The approach has its benefits, especially as it relates to securing a motivated workforce, Mr. Manson said. Stornoway’s biggest operating risk with the Renard mine will be finding skilled employees, and developing a close partnership with the Cree community will help offset that risk.
“We view the agreement positively as it demonstrates the company’s commitment to and success in obtaining a social licence for the project, above and beyond the satisfaction of regulatory environmental requirements,” Desjardins Securities analyst Brian Christie said.

The Renard mine site is located about 350 kilometres north of Chibougamau in the James Bay region. Stornoway’s feasibility study for the project estimates production would peak at 2.1 million carats per year, with an operating cost of $54.71 per tonne yielding a 68% operating margin over the first 11 years of mine life. Pre-production capital cost stands at $802-million.

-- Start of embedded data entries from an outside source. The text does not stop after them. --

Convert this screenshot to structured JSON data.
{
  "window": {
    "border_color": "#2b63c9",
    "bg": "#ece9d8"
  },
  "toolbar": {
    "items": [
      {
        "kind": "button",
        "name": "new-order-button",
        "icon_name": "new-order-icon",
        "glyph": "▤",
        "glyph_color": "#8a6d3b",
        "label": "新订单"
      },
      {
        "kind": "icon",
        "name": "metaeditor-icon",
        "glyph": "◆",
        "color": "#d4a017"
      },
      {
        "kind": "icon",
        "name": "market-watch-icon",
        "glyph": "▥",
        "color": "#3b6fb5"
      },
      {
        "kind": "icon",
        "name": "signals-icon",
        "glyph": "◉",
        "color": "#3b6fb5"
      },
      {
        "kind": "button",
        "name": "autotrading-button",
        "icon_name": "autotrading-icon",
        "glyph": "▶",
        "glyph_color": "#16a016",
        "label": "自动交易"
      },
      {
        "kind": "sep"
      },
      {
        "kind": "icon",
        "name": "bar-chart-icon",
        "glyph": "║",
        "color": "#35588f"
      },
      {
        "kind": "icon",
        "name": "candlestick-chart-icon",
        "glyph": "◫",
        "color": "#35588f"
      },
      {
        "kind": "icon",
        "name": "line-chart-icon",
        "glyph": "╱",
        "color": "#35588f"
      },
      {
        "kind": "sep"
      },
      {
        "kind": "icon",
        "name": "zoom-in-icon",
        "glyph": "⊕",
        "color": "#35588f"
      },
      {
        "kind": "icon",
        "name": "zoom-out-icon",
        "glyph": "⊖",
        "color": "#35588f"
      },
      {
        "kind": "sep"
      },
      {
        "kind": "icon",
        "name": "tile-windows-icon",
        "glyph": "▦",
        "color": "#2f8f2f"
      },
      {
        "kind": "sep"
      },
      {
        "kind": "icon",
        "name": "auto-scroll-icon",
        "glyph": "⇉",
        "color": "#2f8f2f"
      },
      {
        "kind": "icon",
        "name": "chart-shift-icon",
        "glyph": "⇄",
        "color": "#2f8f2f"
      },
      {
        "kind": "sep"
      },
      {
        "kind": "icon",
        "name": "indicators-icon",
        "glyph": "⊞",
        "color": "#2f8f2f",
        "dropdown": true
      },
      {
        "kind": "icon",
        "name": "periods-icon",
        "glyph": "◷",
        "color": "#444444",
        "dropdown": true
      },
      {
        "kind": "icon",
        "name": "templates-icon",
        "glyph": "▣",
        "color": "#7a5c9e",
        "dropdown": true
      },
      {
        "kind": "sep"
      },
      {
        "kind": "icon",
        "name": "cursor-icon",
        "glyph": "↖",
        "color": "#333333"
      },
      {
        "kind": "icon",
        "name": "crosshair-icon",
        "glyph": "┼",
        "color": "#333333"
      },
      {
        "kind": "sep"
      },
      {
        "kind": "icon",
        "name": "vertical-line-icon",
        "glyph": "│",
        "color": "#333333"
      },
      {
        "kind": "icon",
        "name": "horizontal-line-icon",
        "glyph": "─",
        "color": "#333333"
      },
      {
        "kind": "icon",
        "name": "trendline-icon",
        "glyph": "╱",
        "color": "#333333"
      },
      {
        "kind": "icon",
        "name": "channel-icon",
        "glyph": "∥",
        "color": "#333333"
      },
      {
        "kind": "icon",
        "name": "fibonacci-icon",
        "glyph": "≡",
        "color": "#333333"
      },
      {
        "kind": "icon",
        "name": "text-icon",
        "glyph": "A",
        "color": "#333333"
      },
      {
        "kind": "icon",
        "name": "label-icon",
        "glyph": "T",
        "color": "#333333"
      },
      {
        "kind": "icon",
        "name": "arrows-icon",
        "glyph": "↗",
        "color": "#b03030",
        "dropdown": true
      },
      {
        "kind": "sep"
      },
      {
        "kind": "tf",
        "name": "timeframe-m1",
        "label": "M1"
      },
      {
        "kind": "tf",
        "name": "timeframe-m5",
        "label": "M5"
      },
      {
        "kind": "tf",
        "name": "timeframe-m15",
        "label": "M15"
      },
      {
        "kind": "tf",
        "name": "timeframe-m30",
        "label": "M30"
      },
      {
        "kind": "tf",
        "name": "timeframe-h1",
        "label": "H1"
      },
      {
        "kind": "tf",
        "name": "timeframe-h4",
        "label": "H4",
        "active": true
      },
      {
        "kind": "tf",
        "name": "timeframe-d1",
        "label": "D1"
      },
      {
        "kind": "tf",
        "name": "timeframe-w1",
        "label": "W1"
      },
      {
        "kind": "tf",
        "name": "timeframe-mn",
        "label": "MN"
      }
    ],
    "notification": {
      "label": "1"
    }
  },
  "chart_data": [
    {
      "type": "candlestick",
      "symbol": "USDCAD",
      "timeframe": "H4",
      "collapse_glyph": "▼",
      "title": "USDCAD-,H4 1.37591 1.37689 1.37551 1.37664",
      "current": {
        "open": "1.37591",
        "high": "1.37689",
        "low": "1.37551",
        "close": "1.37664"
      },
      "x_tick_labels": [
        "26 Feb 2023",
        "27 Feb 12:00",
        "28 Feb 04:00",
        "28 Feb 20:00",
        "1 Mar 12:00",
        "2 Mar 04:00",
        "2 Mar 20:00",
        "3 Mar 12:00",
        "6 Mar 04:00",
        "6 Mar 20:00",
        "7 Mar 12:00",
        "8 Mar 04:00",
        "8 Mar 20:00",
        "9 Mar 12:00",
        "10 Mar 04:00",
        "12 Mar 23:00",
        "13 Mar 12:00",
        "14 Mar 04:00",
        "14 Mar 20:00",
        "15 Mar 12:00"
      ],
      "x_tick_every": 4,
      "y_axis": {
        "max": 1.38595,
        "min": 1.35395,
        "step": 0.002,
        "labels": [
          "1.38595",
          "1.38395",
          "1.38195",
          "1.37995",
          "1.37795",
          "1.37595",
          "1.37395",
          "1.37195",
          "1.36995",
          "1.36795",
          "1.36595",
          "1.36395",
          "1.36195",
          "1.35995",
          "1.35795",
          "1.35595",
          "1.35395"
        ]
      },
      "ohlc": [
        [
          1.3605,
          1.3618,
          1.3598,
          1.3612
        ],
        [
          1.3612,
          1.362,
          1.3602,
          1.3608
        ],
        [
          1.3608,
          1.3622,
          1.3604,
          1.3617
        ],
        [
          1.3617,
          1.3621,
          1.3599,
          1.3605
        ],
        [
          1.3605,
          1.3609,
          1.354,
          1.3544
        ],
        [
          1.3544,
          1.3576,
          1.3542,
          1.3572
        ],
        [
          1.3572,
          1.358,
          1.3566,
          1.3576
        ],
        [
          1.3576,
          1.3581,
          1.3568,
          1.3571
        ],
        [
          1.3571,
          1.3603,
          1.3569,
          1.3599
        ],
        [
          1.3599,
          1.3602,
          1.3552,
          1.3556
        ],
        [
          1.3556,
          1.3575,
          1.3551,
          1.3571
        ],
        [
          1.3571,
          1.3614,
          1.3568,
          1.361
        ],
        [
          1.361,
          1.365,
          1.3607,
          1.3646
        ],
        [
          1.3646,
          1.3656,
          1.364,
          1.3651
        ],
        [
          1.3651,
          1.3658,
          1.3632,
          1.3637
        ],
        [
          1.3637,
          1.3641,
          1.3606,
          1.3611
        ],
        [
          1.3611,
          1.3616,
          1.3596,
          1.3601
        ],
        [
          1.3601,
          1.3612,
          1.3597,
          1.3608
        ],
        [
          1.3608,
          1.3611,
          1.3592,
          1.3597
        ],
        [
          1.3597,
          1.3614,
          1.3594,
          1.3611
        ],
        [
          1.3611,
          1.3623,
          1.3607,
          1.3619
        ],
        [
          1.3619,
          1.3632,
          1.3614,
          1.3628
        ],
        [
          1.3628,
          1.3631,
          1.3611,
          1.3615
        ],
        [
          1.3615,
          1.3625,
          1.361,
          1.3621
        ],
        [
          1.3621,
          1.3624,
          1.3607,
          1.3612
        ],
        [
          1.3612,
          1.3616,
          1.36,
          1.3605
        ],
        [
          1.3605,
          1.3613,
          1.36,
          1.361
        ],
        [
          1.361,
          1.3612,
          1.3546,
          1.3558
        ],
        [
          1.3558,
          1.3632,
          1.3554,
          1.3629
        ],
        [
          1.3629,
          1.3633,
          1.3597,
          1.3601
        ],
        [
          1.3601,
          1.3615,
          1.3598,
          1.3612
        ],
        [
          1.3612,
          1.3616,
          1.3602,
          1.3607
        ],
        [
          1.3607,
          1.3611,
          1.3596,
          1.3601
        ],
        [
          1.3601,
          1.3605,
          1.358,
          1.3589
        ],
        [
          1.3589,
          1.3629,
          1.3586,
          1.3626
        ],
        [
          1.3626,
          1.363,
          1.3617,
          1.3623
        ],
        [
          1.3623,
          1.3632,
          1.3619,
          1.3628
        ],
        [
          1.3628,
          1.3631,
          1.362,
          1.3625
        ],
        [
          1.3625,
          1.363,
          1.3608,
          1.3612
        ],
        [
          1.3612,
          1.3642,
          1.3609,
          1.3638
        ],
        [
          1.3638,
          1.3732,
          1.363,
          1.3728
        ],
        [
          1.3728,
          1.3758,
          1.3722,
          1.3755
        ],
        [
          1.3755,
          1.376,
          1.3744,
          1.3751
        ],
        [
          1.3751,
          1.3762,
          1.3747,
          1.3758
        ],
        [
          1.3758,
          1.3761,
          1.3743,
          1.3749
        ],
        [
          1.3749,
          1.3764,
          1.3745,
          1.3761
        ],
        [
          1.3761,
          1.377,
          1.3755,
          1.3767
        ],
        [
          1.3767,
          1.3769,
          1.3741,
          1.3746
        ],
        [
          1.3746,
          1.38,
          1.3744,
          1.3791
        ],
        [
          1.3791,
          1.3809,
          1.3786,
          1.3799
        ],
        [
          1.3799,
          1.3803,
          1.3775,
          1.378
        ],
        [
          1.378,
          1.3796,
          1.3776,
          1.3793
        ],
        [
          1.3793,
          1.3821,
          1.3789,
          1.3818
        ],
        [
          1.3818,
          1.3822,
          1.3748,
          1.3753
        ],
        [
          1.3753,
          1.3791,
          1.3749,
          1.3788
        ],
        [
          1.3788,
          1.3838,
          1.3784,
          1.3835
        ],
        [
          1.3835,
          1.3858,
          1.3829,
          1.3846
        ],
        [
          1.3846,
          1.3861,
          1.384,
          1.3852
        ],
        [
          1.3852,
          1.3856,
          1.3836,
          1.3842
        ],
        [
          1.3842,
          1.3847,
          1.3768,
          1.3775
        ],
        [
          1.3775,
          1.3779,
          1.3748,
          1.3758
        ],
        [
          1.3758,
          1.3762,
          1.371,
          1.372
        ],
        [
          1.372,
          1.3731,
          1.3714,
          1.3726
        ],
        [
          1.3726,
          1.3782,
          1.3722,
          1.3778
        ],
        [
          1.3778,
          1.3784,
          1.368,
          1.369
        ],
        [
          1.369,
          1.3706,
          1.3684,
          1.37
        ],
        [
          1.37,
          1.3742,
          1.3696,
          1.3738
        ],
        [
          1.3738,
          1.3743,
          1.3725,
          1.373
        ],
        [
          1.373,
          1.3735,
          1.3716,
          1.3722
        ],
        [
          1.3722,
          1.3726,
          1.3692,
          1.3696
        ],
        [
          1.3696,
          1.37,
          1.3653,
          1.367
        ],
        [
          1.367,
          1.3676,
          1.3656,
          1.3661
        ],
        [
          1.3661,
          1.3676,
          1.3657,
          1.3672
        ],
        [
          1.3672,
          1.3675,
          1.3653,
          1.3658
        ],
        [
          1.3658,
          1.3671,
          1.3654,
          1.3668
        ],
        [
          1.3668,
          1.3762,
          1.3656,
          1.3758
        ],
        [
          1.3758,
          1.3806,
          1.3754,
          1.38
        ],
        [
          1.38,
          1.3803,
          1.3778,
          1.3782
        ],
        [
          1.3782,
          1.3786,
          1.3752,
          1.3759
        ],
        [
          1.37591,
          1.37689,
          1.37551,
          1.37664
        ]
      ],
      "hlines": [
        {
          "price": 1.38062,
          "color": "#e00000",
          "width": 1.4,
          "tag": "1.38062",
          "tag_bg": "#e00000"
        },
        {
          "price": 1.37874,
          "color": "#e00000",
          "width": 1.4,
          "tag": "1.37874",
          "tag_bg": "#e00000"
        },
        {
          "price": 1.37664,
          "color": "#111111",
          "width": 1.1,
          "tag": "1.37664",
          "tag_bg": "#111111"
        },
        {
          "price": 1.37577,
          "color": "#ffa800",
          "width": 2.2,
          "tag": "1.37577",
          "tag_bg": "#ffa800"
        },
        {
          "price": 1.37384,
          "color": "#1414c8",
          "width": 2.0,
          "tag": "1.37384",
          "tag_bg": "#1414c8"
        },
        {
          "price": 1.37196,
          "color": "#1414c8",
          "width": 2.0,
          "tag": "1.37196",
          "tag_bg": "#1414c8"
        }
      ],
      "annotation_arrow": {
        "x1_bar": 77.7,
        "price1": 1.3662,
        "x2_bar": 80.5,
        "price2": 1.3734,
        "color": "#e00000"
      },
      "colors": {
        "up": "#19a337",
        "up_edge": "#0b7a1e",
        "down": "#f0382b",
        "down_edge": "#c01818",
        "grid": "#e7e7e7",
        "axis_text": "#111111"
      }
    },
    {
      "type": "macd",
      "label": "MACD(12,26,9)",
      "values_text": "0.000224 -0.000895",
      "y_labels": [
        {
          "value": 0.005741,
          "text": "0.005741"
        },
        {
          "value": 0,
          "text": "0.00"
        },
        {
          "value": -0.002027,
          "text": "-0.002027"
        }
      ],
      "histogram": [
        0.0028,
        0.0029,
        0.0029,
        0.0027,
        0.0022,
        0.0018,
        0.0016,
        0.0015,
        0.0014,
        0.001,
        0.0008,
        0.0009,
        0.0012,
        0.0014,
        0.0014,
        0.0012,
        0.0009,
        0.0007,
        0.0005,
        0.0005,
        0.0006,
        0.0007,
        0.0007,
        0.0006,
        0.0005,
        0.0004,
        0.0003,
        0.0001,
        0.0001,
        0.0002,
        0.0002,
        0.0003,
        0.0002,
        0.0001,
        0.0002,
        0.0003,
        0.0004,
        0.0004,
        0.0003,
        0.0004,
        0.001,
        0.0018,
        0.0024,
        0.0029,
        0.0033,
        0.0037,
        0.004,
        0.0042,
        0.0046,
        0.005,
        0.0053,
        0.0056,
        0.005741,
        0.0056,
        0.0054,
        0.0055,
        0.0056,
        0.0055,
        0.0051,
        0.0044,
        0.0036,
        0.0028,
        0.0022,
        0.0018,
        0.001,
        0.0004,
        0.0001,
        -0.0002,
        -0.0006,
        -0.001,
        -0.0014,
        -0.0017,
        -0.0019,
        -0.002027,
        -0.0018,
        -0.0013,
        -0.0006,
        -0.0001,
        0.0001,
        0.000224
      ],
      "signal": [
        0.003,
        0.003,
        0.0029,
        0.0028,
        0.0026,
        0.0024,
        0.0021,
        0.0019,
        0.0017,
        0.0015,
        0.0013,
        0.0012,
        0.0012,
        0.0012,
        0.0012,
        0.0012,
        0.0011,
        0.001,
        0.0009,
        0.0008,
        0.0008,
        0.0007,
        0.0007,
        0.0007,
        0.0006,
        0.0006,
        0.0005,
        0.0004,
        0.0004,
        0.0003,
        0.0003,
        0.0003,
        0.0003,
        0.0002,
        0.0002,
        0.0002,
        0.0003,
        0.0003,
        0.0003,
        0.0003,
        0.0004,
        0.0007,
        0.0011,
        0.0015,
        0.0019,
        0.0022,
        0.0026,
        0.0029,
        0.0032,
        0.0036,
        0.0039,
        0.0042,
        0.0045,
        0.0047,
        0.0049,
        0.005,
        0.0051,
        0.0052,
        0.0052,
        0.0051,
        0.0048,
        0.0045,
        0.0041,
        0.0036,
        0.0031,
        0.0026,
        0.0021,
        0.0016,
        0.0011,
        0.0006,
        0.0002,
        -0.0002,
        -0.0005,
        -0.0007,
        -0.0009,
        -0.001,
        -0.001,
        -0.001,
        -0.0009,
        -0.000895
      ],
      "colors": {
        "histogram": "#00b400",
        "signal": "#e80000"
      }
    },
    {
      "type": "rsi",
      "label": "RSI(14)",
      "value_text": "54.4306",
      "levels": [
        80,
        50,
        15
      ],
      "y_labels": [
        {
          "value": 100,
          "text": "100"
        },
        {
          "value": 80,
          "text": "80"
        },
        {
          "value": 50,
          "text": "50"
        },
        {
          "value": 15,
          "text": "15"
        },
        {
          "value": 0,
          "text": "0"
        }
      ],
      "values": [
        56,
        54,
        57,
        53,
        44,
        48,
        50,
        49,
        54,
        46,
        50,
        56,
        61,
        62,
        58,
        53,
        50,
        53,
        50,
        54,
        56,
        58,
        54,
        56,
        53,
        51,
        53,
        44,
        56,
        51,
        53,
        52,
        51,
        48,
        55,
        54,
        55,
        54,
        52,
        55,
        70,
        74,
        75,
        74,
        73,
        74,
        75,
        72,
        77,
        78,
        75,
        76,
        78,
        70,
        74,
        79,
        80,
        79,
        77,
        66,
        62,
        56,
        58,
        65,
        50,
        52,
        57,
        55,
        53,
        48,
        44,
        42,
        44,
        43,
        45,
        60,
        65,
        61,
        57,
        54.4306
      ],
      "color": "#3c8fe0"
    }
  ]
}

One of the problems in Canada’s past has been to not involve First Nations or Inuit in resource projects until work begins, said Thomas Molloy, a native land claims expert with law firm Miller Thomson LLP in Saskatoon. “Meanwhile, a whole bunch of suspicion and mistrust foments. [In general] this is improving but it’s nowhere we it should be.”
The agreement signing comes as mining giant Rio Tinto revealed it has begun exploring a potential sale of its diamond business, which consists of three mines and an advanced project including the Diavik mine in the Northwest Territories. BHP Billiton is also trying to sell its nearby Ekati mine.
While demand for diamonds is growing, a lack of new discoveries is limiting the kind of expandability both companies are seeking in their resource assets.